22 Ekim 2022 Cumartesi

Kahve hikâyeleri - 3: Süt ortalığı karıştırınca..

Evet sanırım yavaş yavaş kahvenin (de) obsesif bir sanat alanı olduğunu anlamaya başladık.. 

Süt dişi bir madde. Espresso kesinlikle erkek. Espressoya süt girdi mi, iş karışıyor ve mide bozuluyor bence. Hele şeker.. dur ona henüz gelmedik; jonglörün hali hazırda oynadığı oyuna ilerleyen günlerde girsin bu üçüncü lobut.. Biz senle henüz o noktada değiliz.

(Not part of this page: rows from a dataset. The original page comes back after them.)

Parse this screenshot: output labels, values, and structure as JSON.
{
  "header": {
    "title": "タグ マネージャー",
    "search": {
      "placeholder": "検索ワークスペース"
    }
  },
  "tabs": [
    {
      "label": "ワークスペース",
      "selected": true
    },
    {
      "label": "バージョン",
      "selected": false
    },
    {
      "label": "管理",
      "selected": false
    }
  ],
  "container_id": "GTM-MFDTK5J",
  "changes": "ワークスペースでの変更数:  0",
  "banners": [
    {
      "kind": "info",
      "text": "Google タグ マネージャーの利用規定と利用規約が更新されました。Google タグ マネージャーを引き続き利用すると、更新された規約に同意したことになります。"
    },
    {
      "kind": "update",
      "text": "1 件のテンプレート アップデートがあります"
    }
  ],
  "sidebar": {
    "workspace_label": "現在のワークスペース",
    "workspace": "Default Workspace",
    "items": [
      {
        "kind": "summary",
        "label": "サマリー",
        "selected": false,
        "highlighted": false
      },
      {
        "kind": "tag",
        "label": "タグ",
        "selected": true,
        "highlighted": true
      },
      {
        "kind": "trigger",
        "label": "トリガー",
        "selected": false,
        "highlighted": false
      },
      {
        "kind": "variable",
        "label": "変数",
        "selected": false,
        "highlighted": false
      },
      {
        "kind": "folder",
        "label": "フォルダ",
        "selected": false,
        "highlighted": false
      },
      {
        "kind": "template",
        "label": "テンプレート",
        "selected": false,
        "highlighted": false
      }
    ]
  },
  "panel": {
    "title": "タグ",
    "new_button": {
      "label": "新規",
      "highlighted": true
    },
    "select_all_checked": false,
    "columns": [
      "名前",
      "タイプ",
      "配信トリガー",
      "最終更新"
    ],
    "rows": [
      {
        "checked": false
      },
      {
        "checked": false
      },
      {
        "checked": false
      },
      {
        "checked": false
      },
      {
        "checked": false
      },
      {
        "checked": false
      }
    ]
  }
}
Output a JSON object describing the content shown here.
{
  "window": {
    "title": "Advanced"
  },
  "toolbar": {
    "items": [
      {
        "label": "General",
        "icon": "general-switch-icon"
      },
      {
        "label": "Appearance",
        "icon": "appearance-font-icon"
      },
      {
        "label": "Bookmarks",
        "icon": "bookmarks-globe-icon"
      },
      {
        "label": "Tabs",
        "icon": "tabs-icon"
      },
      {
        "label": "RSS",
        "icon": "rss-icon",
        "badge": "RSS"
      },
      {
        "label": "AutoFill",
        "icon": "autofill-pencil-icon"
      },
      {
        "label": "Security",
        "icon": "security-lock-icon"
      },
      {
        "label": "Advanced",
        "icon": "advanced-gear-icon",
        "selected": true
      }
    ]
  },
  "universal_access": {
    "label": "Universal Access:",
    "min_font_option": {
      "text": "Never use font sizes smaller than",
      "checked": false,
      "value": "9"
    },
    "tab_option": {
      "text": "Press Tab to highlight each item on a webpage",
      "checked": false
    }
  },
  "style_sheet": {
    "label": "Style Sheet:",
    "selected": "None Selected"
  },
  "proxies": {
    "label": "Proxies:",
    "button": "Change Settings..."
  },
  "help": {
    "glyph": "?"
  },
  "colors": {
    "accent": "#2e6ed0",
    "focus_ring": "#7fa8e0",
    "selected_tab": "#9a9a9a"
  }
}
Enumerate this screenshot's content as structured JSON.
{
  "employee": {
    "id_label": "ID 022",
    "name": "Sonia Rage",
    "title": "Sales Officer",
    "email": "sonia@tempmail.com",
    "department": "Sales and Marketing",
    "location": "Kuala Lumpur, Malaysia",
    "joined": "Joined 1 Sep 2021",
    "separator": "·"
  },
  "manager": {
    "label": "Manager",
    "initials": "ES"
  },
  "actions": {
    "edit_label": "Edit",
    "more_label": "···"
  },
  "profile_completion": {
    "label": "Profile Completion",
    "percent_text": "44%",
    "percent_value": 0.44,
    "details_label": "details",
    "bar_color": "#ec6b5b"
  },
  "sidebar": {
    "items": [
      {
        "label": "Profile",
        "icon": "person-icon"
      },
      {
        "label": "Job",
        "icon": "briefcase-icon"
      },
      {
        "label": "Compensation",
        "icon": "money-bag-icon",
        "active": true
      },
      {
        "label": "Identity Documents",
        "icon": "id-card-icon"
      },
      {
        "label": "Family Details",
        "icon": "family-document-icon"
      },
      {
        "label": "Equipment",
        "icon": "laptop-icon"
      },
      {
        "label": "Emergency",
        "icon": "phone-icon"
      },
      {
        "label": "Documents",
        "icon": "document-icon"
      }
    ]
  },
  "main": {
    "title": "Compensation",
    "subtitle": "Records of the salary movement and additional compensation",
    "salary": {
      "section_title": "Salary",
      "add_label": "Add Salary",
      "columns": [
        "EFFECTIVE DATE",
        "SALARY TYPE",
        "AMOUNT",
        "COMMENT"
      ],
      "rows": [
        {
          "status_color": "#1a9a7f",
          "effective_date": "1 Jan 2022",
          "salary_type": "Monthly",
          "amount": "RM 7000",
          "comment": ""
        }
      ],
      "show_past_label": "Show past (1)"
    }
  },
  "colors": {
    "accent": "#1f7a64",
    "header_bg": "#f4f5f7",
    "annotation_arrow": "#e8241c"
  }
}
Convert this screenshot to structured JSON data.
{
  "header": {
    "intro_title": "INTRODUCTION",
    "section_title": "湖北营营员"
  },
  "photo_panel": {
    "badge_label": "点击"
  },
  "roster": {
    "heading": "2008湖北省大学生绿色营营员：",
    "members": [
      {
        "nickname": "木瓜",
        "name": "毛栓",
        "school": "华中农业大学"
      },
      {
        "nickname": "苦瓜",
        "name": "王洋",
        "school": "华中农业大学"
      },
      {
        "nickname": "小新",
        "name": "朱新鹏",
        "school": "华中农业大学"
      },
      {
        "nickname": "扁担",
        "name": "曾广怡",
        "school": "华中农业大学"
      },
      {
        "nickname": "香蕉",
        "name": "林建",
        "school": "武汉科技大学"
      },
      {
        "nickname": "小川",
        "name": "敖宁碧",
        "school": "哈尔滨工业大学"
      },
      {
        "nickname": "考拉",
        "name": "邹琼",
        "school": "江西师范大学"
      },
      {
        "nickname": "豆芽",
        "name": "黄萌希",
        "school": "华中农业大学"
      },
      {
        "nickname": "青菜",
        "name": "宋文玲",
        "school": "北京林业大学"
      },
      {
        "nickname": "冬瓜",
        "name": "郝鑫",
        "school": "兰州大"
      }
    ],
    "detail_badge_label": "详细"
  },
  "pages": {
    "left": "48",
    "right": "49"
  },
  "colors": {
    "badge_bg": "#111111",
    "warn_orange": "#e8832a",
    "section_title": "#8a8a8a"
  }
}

Süt ve espresso illâ ki bir arada olacaksa, kaçarı yoksa, peki.... Yılgın bir hoşgörüyle, senin güzel hatırın için deneyeceğim.

Yağmur ince ince yağıyordu ve sen amaçsızca dolaşıyordun kentin Arnavut kaldırımı sokaklarında. Yollar da, içinde tuttuğun düşünceler kadar kıvrım kıvrımdı. Üşüyordun ve yalnızdın ve bir sokak köpeğininkiler kadar acıklıydı bakışların. O zaman gördün onu, incecik bir silüetti karşında; narçiçeği şemsiyesi, taba rengi pardesüsü, simsiyah topuklu ayakkabılarıyla adeta bir Lorraine Christie tablosundan çıkmışcasına.. Ya da seni emip o tabloya hapsetmişçesine..

Elinde değildi, aksini beceremezdin. Gözlerini ayırmadan takip ettin onu. Yürüdü, yürüdün. İnce ince yağmaya devam eden yağmur altında bir sokak köpeği kadar gariban ve tekinsizdin. İçgüdülerini takip ettin. Köşeyi hızla dönüp, karşı dükkana yöneldi birden. Kapıyı açarken o, ufak zilin çalışını sen hayâl ettin. Yedi saniye sonra tam onun tuttuğu yerden tuttun sarı pirinç kapıyı, sigarandan son bir nefes çekip hâlâ yanarken attın Arnavut kaldırımının kenarında biriken su kütlesine. Ufak bir cızırtıyla söndü anında. Duymadın. Fakat onun yerine ufak zili, bu sefer gerçekten, duydun. Önce saçlarını silkeledin elinle, karışık saçlarının her bir teli ayrı bir yöne dağıldı. Yaramaz bir oğlan çocuğu ifadesi verdi bu sana. Tam istediğin ifadeyi verdi. Yavaş yavaş ilerlerken satıcıya doğru, onun da yavaş yavaş önce nar çiçeği rengi şemsiyesini duvarın köşesine bırakmasını, sonra taba rengi pardesüyü çıkartmasını (Tanrım bembeyaz upuzun bacakları aklını başından aldı, nefesini kesti birkaç saniye boyunca..) ve tam sen onu artık bir yere oturacak sanarken, kıvrak bir devinimle tezgâhın arkasına geçip gözden kaybolmasını izledin.. 

Hepsi birkaç saniye içinde olup bitti.

Onu yitirdin.

Ve karşındaki yaşlı, asık suratlı, burnunun ucuna dek inmiş çerçevesiz okuma gözlüklerinin üstünden sana dik dik bakmakta olan tezgâhtarla gözgöze geldin. Birkaç saniye bakıştınız, zaman durmuşçasına. Sonra o "Evet?" dedi, sorar bir ifadeyle. O zaman fark ettin, bulunduğun yer ufacık bir kahve barıydı. Bir İtalyan kasabasının meydanıydı. Mevsimlerden sonbahardı. Ve Jose Carreras bir yerlerde En Aranjuez con tu Amor'u söylemekteydi. Ve sen, Cappuccino içmek isterken, yanlışlıkla Café Latte ısmarlamıştın..!

O günden sonra iflah olmadın :))

Kıssadan hisse: siz siz olun, espressoya süt eklemeyin. 

Evet, durum budur. Şimdi dağılabiliriz.